The economic impact of the pandemic on the attractions industry has been devastating. Some attractions closed and were not allowed to reopen – even with COVID-19 safety protocols in place. Some closed for several months in 2020, while others remained open, but at limited capacities. Many of these businesses will never reopen again; the effects of lost revenue and business for such an extended time left an irrevocable impact.
Response by elected officials and policymakers has had a measurable effect on how regional attractions have weathered this challenging time. A comparison found that the recovery in Florida, which worked quickly to reopen facilities with safety protocols in place, is coming swifter than in states such as California, Massachusetts, Illinois and New York, which have largely kept their attractions facilities closed. Industry employment in California last summer showed a consistent drop of about 60% over the previous year through October. Florida’s dip was far less dramatic, hovering near 30% after a partial reopening began in July 2020.
Futrell noted, however, that several factors have contributed to continued employment impacts even in regions that have reopened. “While IAAPA members that have reopened have proven they can do so safely, these businesses continue to struggle due to consumer reluctance and guest capacity limitations, severely affecting revenue and the ability to bring back and rehire staff to previous levels.”

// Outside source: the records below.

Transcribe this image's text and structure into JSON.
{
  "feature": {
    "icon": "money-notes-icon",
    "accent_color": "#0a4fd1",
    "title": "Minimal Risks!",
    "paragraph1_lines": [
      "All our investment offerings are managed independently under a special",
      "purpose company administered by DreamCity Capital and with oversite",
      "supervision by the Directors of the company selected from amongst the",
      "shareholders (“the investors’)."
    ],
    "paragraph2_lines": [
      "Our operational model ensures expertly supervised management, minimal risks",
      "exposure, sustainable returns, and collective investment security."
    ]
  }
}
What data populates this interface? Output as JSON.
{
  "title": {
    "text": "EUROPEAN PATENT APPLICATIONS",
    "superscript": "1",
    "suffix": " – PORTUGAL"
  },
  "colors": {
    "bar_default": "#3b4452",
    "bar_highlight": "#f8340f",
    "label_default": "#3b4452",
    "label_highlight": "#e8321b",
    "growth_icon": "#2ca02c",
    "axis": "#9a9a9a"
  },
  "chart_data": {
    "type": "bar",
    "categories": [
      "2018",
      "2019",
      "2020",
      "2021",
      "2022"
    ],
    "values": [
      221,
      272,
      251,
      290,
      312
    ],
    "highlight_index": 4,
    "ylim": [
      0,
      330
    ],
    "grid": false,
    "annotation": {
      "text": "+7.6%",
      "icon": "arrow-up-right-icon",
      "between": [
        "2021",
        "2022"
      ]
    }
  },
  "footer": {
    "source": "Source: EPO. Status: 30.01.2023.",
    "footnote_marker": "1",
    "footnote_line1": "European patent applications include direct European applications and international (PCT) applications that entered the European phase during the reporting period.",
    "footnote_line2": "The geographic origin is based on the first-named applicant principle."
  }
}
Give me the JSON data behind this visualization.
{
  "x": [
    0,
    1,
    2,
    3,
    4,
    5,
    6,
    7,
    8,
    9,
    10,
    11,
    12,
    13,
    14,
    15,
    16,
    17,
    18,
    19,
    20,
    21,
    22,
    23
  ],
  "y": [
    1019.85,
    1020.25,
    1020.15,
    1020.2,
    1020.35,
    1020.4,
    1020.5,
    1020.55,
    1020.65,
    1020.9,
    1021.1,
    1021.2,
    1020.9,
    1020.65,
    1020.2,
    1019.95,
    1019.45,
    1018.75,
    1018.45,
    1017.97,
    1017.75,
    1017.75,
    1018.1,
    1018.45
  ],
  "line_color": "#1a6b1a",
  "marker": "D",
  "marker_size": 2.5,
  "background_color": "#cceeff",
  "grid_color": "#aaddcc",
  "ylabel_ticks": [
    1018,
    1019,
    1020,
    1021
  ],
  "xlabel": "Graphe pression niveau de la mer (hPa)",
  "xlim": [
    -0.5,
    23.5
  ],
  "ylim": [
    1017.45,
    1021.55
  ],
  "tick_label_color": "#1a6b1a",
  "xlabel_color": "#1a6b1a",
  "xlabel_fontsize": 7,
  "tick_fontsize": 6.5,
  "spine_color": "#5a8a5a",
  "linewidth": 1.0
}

In July 2020, IAAPA published “COVID-19 Reopening Guidance: Considerations for the Global Attractions Industry,” a detailed document developed to support attractions facilities as they sought to reopen with new operating protocols and procedures in place. Developed and continually updated in partnership with attractions industry leaders from around the world and in consultation with medical professionals and health-related guidance from governmental agencies, the Guidance has continued to serve as a valuable resource and is available in English and Spanish. The Guidance has also been shared with state and local governments to help tell the complete story of the attractions industry’s commitment and ability to safely reopen. The guidelines have also been referenced globally by the United Nations World Tourism Organization in their Global Guidelines to Restart Tourism, and the World Tourism and Travel Council in their Attractions: Global Protocols for the New Normal resource.
“COVID-19 has devastated our industry. IAAPA estimates the effects of the pandemic will have cost $23 billion in economic losses in 2020 alone,” added Hallenbeck. “On behalf of our industry and the thousands of people who rely upon it, I strongly urge Congress to pass additional relief legislation that includes attractions industry-specific support. This should include additional PPP funding, extension of the employee retention tax credit through 2021, and financial aid to state and local governments to allow for the creation of grant and loan programs specific to our industry and liability protection for businesses that can safely reopen. And I encourage elected officials to continue to work on reopening businesses in their states. Safety has always been the attractions industry’s number-one priority. That will never change. Parks and attractions are ready to reopen responsibly and can do so with guidance and regional support.”